Contacting their customer service, they swear the change is for marketing only, make up and uses are indeed the same. 
Working with wood decay, it is the only product I ever use to spray all surrounding areas once all the wood decay has been removed & repaired prior to closing up. (As long as not opened to the inside of a home as it does have a lingering odor) Completely read the directions & precautions before just applying, their Customer Service is great for questions & 800 # is on the jugs)


----------



## neolitic (Apr 20, 2006)

Halo said:


> I believe copper napthenate is being regulated out of existence, or so I have been told.


Not yet...
"_Every year several million cubic feet of wood are pressure treated with copper naphthenate. This includes thousands of utility poles as well as posts, timbers and lumber.

Copper naphthenate is highly effective against wood-destroying fungi and insects. It is water repellent, leach resistant and has a high degree of fixation to wood fibers.

The U.S. Environmental Protection Agency has classified copper naphthenate as a general use wood preservative because it offers minimal hazard to treaters and users alike.
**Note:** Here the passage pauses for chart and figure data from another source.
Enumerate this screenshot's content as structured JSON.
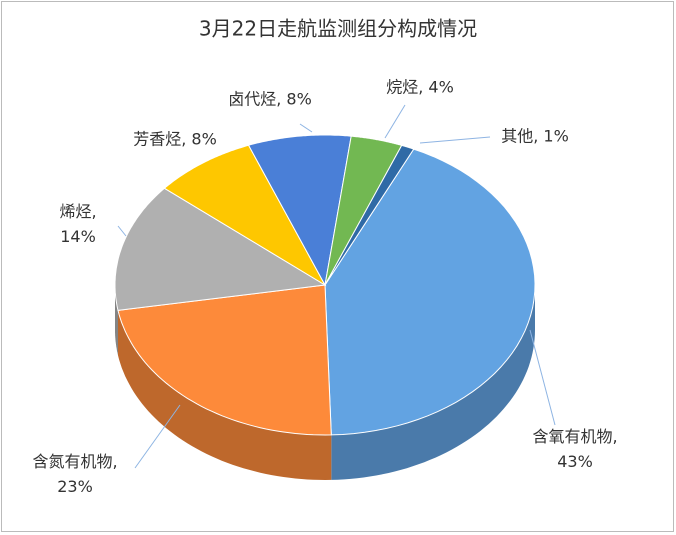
{
  "chart_data": {
    "type": "pie",
    "title": "3月22日走航监测组分构成情况",
    "values": [
      43,
      23,
      14,
      8,
      8,
      4,
      1
    ],
    "value_labels": [
      "含氧有机物, 43%",
      "含氮有机物, 23%",
      "烯烃, 14%",
      "芳香烃, 8%",
      "卤代烃, 8%",
      "烷烃, 4%",
      "其他, 1%"
    ],
    "colors": [
      "#62a3e2",
      "#fd8a3a",
      "#b0b0b0",
      "#fec700",
      "#4a7fd7",
      "#72b852",
      "#2f6aa6"
    ]
  }
}
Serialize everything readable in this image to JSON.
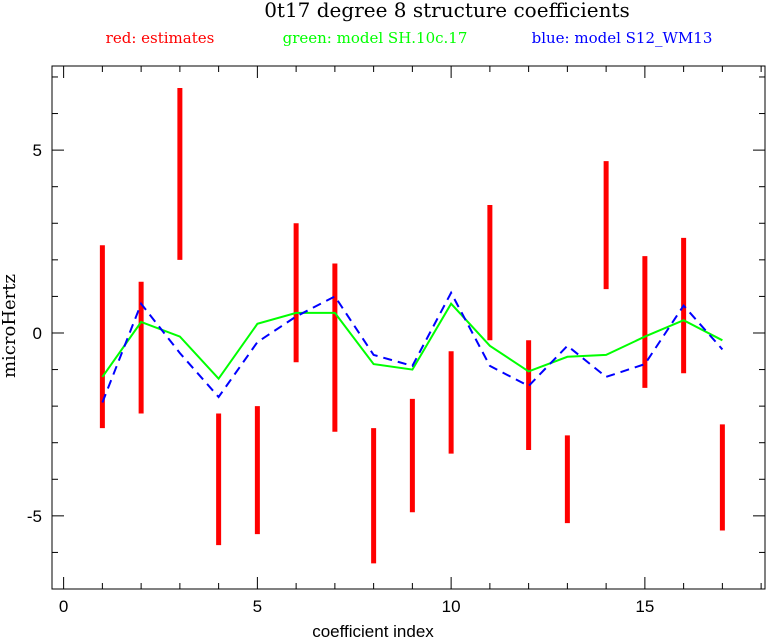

Since copper naphthenate is a non-restricted preservative, it is commonly sold over the counter for use by the general public. _ "

http://www.merichem.com/products_services/wood_preservative/product_bulletin.php


----------



## Halo (Oct 3, 2007)

Thanks neolitic for the clarification. The info I posted was actually told to me by a rep for Jasco several months ago. I was asking about the new labels and material color. I cannot remember his exact ingrediant terminology, but he was basically saying they were getting away from napthanate and using a different carrier. Anyway, I will have to have a look see at the store as I baught a bunch of the old stock, maybe that was his intention!


----------



## wallmaxx (Jun 18, 2007)

neolitic said:


> _utility poles?? _


Is that the same as telephone poles. I thought that was creosote.
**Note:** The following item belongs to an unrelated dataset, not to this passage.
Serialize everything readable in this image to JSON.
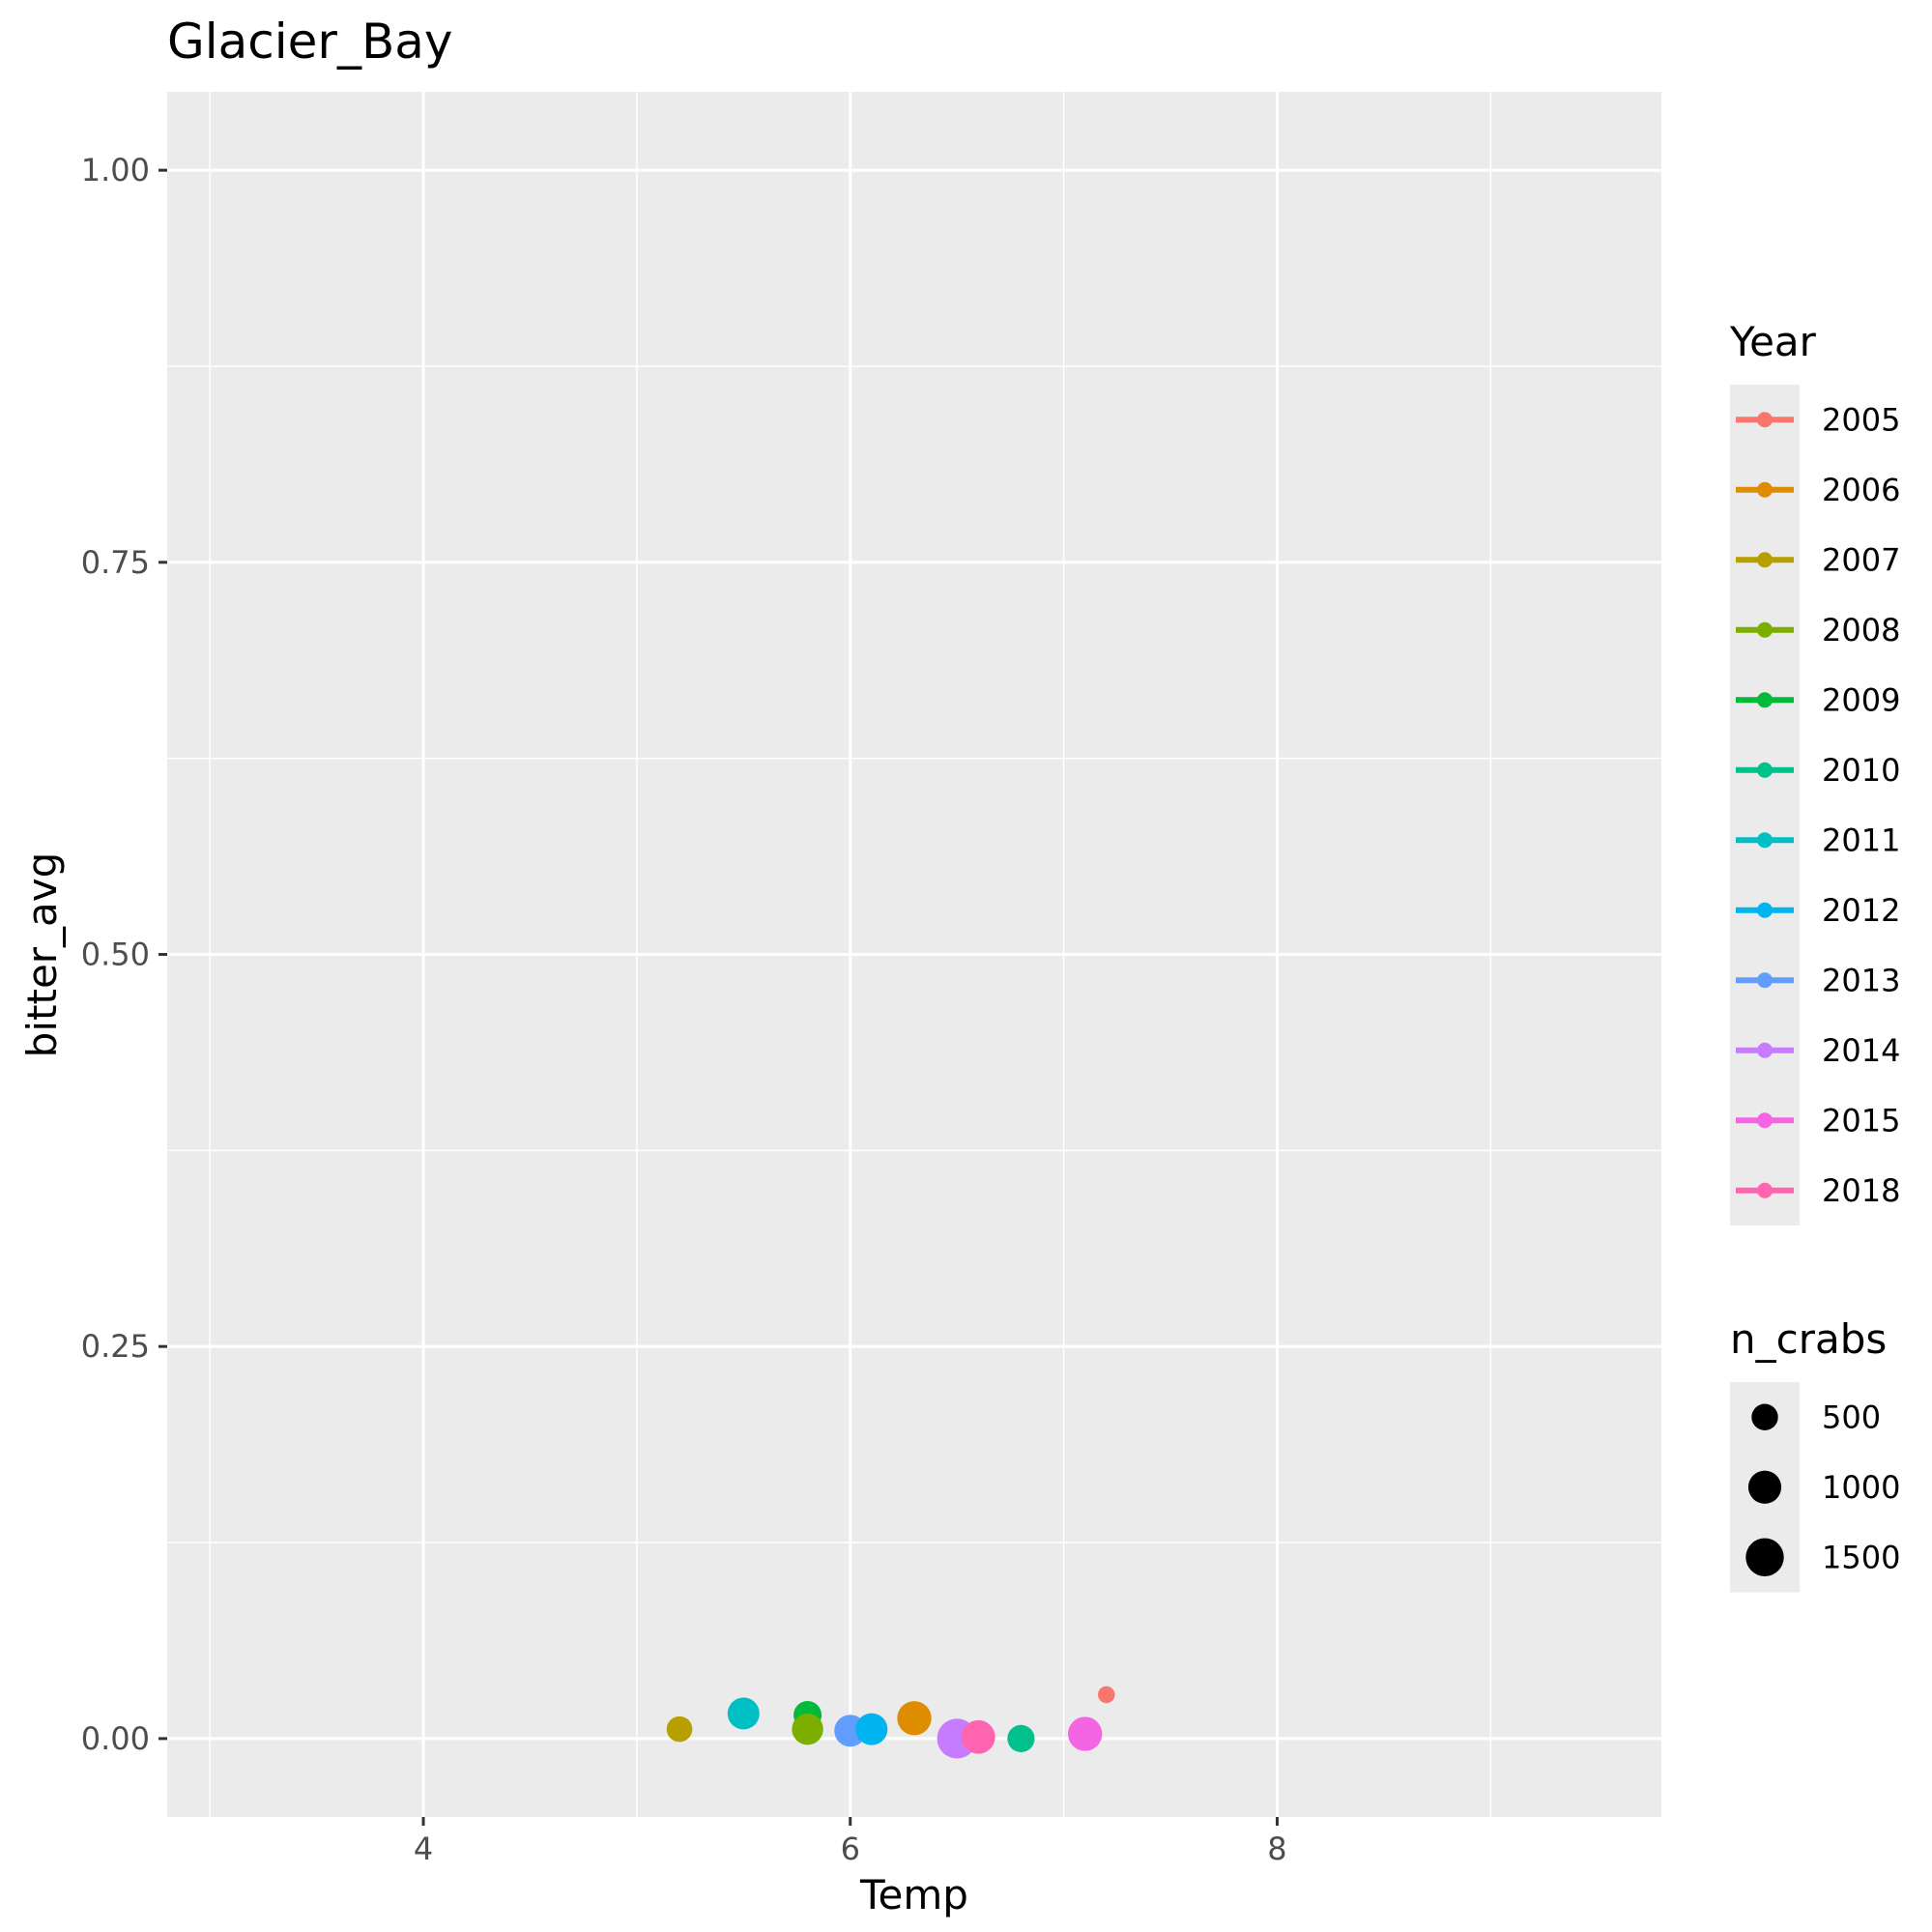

http://www.epa.gov/pesticides/factsheets/chemicals/creosote_main.htm

Creosote is a wood preservative used for commercial purposes only; it has no registered residential uses. Creosote is obtained from high temperature distillation of coal tar (itself a mixture of hundreds of organic substances), and over 100 components in creosote have been identified. It is used as a fungicide, insecticide, miticide, and sporicide to protect wood and is applied by pressure methods to wood products, primarily utility poles and railroad ties.


----------



## neolitic (Apr 20, 2006)

wallmaxx said:


> Is that the same as telephone poles. I thought that was creosote.
> 
> 
> http://www.epa.gov/pesticides/factsheets/chemicals/creosote_main.htm
> ...


While we still have a few new ones
with the creosote treatment,
the vast majority of our utility
poles (Power or phone/cable)
are green treated.
Mostly pentaprocathenol (sp?),
CCA, or Cu-Nap.
I've always wondered how or if
they make a distinction, which goes 
where?


----------



## wallmaxx (Jun 18, 2007)

I used to live a few miles away from a creosote plant in Conroe, TX...out FM105. You knew driving by that they made railway ties and telephone poles from the unique smell.

I also heard that they made bulkhead timbers for around the lake shore for land retainage...distilled coal juice must be good for the environment, or maybe people weren't so afflicted with twisted panty syndrome back then.


----------